Um eine universale Akzeptanz dieser Ideen zu erreichen, versuchen die Förderer des radikalen Feminismus einen schrittweisen Kulturwandel – die sogenannte “De-konstruktion der Gesellschaft – voranzutreiben, wobei sie mit der Familie und der Kindererziehung beginnen.[5] Sie bedienen sich einer vieldeutigen Sprache, um ihre neuen ethischen Vorschläge vernünftig klingen zu lassen. Das Ziel besteht darin, eine neue Welt auf willkürliche Weise zu „re-konstruieren“, die die menschlichen Beziehungen anders als bisher gestaltet und neben „männlich“ und „weiblich“ auch andere Geschlechtertypen anerkennt.

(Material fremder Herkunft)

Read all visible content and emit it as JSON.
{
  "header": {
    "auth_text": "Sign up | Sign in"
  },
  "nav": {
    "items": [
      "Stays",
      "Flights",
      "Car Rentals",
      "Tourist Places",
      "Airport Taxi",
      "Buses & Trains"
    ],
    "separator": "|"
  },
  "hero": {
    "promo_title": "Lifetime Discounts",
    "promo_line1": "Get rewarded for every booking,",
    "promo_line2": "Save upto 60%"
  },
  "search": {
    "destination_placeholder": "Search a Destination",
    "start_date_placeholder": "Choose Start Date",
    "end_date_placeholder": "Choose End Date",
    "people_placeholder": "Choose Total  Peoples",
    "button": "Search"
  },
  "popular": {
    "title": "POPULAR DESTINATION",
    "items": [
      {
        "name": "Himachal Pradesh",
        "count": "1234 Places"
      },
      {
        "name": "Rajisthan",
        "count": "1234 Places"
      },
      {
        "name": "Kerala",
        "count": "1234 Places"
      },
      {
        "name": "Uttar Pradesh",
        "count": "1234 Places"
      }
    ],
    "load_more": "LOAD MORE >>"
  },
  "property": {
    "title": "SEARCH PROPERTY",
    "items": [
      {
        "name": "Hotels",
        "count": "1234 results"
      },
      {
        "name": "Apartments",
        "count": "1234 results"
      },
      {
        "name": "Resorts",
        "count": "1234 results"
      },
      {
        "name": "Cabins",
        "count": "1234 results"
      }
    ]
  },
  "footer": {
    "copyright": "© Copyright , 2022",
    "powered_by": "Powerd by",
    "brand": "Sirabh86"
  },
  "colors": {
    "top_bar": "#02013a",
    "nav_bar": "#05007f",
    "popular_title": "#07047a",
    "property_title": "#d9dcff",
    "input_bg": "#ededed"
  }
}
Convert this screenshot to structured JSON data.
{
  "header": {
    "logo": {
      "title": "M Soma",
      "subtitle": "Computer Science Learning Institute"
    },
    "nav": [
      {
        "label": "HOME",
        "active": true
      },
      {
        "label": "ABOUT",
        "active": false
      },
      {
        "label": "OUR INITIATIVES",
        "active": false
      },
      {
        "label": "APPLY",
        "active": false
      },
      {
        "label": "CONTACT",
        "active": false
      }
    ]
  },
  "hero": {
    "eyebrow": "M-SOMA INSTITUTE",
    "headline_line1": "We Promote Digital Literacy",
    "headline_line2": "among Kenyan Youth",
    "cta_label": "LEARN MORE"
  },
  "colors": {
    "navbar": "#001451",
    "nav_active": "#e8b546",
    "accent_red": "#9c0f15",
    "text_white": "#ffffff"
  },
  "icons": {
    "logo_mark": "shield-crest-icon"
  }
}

Diese Aussagen haben in der individualistischen Anthropologie des radikalen Neoliberalismus ein günstiges Klima gefunden. Sie stützen sich einerseits auf verschiedene marxistische und strukturalistische Theorien[6], andererseits auf die Postulate einiger Repräsentanten der „sexuellen Revolution“ wie Wilhelm Reich (1897-1957) und Herbert Marcuse (1898-1979), die dazu aufgerufen haben, mit allen möglichen sexuellen Praktiken zu experimentieren. Noch direkter ist der Einfluss des atheistischen Existentialismus von Simone de Beauvoir (1908-1986), die bereits im Jahre 1949 ihren berühmten Aphorismus schuf: “Du wirst nicht als Frau geboren, du wirst zur Frau gemacht!”[7] Später ergänzte sie ihn logischerweise mit der Behauptung: “Als Mann ist man nicht geboren, zum Mann wird man gemacht! Auch Mannsein ist keine von Anfang an gegebene Realität.”[8] Ebenso lassen sich die soziokulturellen Studien von Margaret Mead (1901-1978) in diesen geschichtlichen Prozess einordnen. Sie bestärkten einen neuen Zweig des radikalen Feminismus, obwohl die wissenschaftliche Gültigkeit ihrer Beiträge von anderen Forschern in Frage gestellt wurde.[9]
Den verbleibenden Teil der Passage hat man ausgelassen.